Travis Tygart, CEO of the U.S. Anti-Doping Agency, wrote Attorney General Eric Holder in January urging the federal government to join in the Landis lawsuit, cycling website Velo News reported.
A decision by Justice to join "in order to get to the bottom (or top) of this massive fraud would also be viewed by the press and public as necessary and legitimate," the letter said.
Armstrong denied he cheated - until the evidence caught up to him
Armstrong was accused for years of cheating, but he vehemently denied such charges. He finally admitted to doing so, generally speaking, in an interview with former daytime talk queen Oprah Winfrey.
"This issue of performance enhancers, to me, we're going to pump up our tires, put water in our bottles and, oh yeah, that, too, is going to happen. That was it," he said.
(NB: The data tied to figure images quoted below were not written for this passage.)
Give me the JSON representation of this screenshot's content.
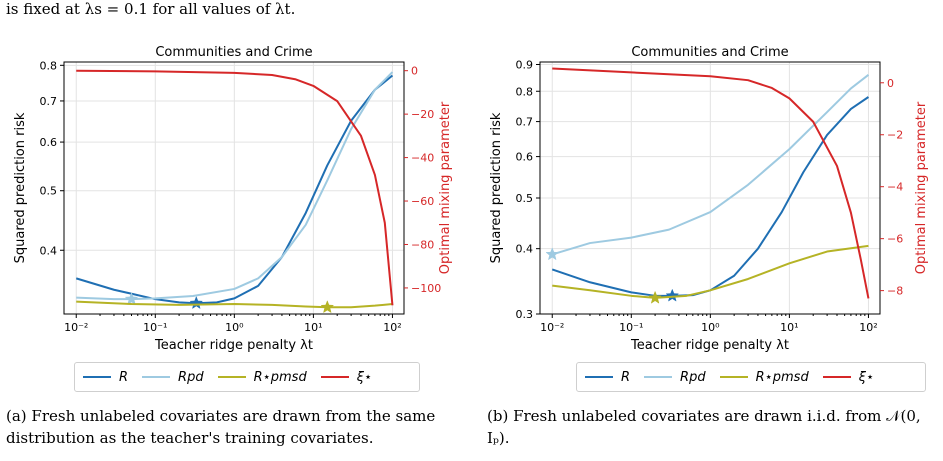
{
  "top_text": "is fixed at λs = 0.1 for all values of λt.",
  "series_legend": [
    {
      "key": "R",
      "label": "R",
      "color": "#1f6fb3"
    },
    {
      "key": "Rpd",
      "label": "Rpd",
      "color": "#9ecae1"
    },
    {
      "key": "Rpmsd",
      "label": "R⋆pmsd",
      "color": "#b5b325"
    },
    {
      "key": "xi",
      "label": "ξ⋆",
      "color": "#d62728"
    }
  ],
  "captions": {
    "a": "(a) Fresh unlabeled covariates are drawn from the same distribution as the teacher's training covariates.",
    "b": "(b) Fresh unlabeled covariates are drawn i.i.d. from 𝒩(0, Iₚ)."
  },
  "chart_data": [
    {
      "type": "line",
      "title": "Communities and Crime",
      "xlabel": "Teacher ridge penalty λt",
      "ylabel": "Squared prediction risk",
      "y2label": "Optimal mixing parameter",
      "xscale": "log",
      "yscale": "log",
      "xlim": [
        0.007,
        140
      ],
      "ylim": [
        0.315,
        0.81
      ],
      "y2lim": [
        -112,
        4
      ],
      "xticks": [
        0.01,
        0.1,
        1,
        10,
        100
      ],
      "xtick_labels": [
        "10⁻²",
        "10⁻¹",
        "10⁰",
        "10¹",
        "10²"
      ],
      "yticks": [
        0.4,
        0.5,
        0.6,
        0.7,
        0.8
      ],
      "ytick_labels": [
        "0.4",
        "0.5",
        "0.6",
        "0.7",
        "0.8"
      ],
      "y2ticks": [
        0,
        -20,
        -40,
        -60,
        -80,
        -100
      ],
      "y2tick_labels": [
        "0",
        "−20",
        "−40",
        "−60",
        "−80",
        "−100"
      ],
      "grid": true,
      "legend_position": "bottom",
      "series": [
        {
          "name": "R",
          "axis": "left",
          "color": "#1f6fb3",
          "x": [
            0.01,
            0.03,
            0.1,
            0.2,
            0.33,
            0.6,
            1,
            2,
            4,
            8,
            15,
            30,
            60,
            100
          ],
          "y": [
            0.36,
            0.345,
            0.333,
            0.329,
            0.328,
            0.329,
            0.334,
            0.35,
            0.39,
            0.46,
            0.55,
            0.65,
            0.73,
            0.77
          ],
          "marker": {
            "x": 0.33,
            "y": 0.328
          }
        },
        {
          "name": "Rpd",
          "axis": "left",
          "color": "#9ecae1",
          "x": [
            0.01,
            0.03,
            0.05,
            0.1,
            0.3,
            1,
            2,
            4,
            8,
            15,
            30,
            60,
            100
          ],
          "y": [
            0.335,
            0.333,
            0.333,
            0.334,
            0.337,
            0.346,
            0.36,
            0.39,
            0.44,
            0.52,
            0.63,
            0.73,
            0.78
          ],
          "marker": {
            "x": 0.05,
            "y": 0.333
          }
        },
        {
          "name": "Rpmsd",
          "axis": "left",
          "color": "#b5b325",
          "x": [
            0.01,
            0.05,
            0.2,
            1,
            3,
            8,
            15,
            30,
            60,
            100
          ],
          "y": [
            0.33,
            0.327,
            0.326,
            0.327,
            0.326,
            0.324,
            0.323,
            0.323,
            0.325,
            0.327
          ],
          "marker": {
            "x": 15,
            "y": 0.323
          }
        },
        {
          "name": "ξ⋆",
          "axis": "right",
          "color": "#d62728",
          "x": [
            0.01,
            0.1,
            1,
            3,
            6,
            10,
            20,
            40,
            60,
            80,
            100
          ],
          "y": [
            0,
            -0.3,
            -1,
            -2,
            -4,
            -7,
            -14,
            -30,
            -48,
            -70,
            -108
          ]
        }
      ]
    },
    {
      "type": "line",
      "title": "Communities and Crime",
      "xlabel": "Teacher ridge penalty λt",
      "ylabel": "Squared prediction risk",
      "y2label": "Optimal mixing parameter",
      "xscale": "log",
      "yscale": "log",
      "xlim": [
        0.007,
        140
      ],
      "ylim": [
        0.3,
        0.91
      ],
      "y2lim": [
        -8.9,
        0.8
      ],
      "xticks": [
        0.01,
        0.1,
        1,
        10,
        100
      ],
      "xtick_labels": [
        "10⁻²",
        "10⁻¹",
        "10⁰",
        "10¹",
        "10²"
      ],
      "yticks": [
        0.3,
        0.4,
        0.5,
        0.6,
        0.7,
        0.8,
        0.9
      ],
      "ytick_labels": [
        "0.3",
        "0.4",
        "0.5",
        "0.6",
        "0.7",
        "0.8",
        "0.9"
      ],
      "y2ticks": [
        0,
        -2,
        -4,
        -6,
        -8
      ],
      "y2tick_labels": [
        "0",
        "−2",
        "−4",
        "−6",
        "−8"
      ],
      "grid": true,
      "legend_position": "bottom",
      "series": [
        {
          "name": "R",
          "axis": "left",
          "color": "#1f6fb3",
          "x": [
            0.01,
            0.03,
            0.1,
            0.2,
            0.33,
            0.6,
            1,
            2,
            4,
            8,
            15,
            30,
            60,
            100
          ],
          "y": [
            0.365,
            0.345,
            0.33,
            0.325,
            0.325,
            0.326,
            0.333,
            0.355,
            0.4,
            0.47,
            0.56,
            0.66,
            0.74,
            0.78
          ],
          "marker": {
            "x": 0.33,
            "y": 0.325
          }
        },
        {
          "name": "Rpd",
          "axis": "left",
          "color": "#9ecae1",
          "x": [
            0.01,
            0.03,
            0.1,
            0.3,
            1,
            3,
            10,
            30,
            60,
            100
          ],
          "y": [
            0.39,
            0.41,
            0.42,
            0.435,
            0.47,
            0.53,
            0.62,
            0.73,
            0.81,
            0.86
          ],
          "marker": {
            "x": 0.01,
            "y": 0.39
          }
        },
        {
          "name": "Rpmsd",
          "axis": "left",
          "color": "#b5b325",
          "x": [
            0.01,
            0.03,
            0.1,
            0.2,
            0.5,
            1,
            3,
            10,
            30,
            100
          ],
          "y": [
            0.34,
            0.333,
            0.325,
            0.322,
            0.325,
            0.333,
            0.35,
            0.375,
            0.395,
            0.405
          ],
          "marker": {
            "x": 0.2,
            "y": 0.322
          }
        },
        {
          "name": "ξ⋆",
          "axis": "right",
          "color": "#d62728",
          "x": [
            0.01,
            0.1,
            1,
            3,
            6,
            10,
            20,
            40,
            60,
            80,
            100
          ],
          "y": [
            0.55,
            0.4,
            0.25,
            0.1,
            -0.2,
            -0.6,
            -1.5,
            -3.2,
            -5,
            -6.8,
            -8.3
          ]
        }
      ]
    }
  ]
}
Millions of his fans did not want to believe the contents of a 202-page USADA indictment of Armstrong's career - accused him of being part of "the most sophisticated, professionalized and successful doping program that sport has ever seen."
The evidence the agency accumulated against the entire U.S. Postal Service-sponsored team to which Armstrong belonged involves "direct documentary evidence including financial payments, e-mails, scientific data and laboratory test results that further prove the use, possession and distribution of performance-enhancing drugs by Lance Armstrong," said the report.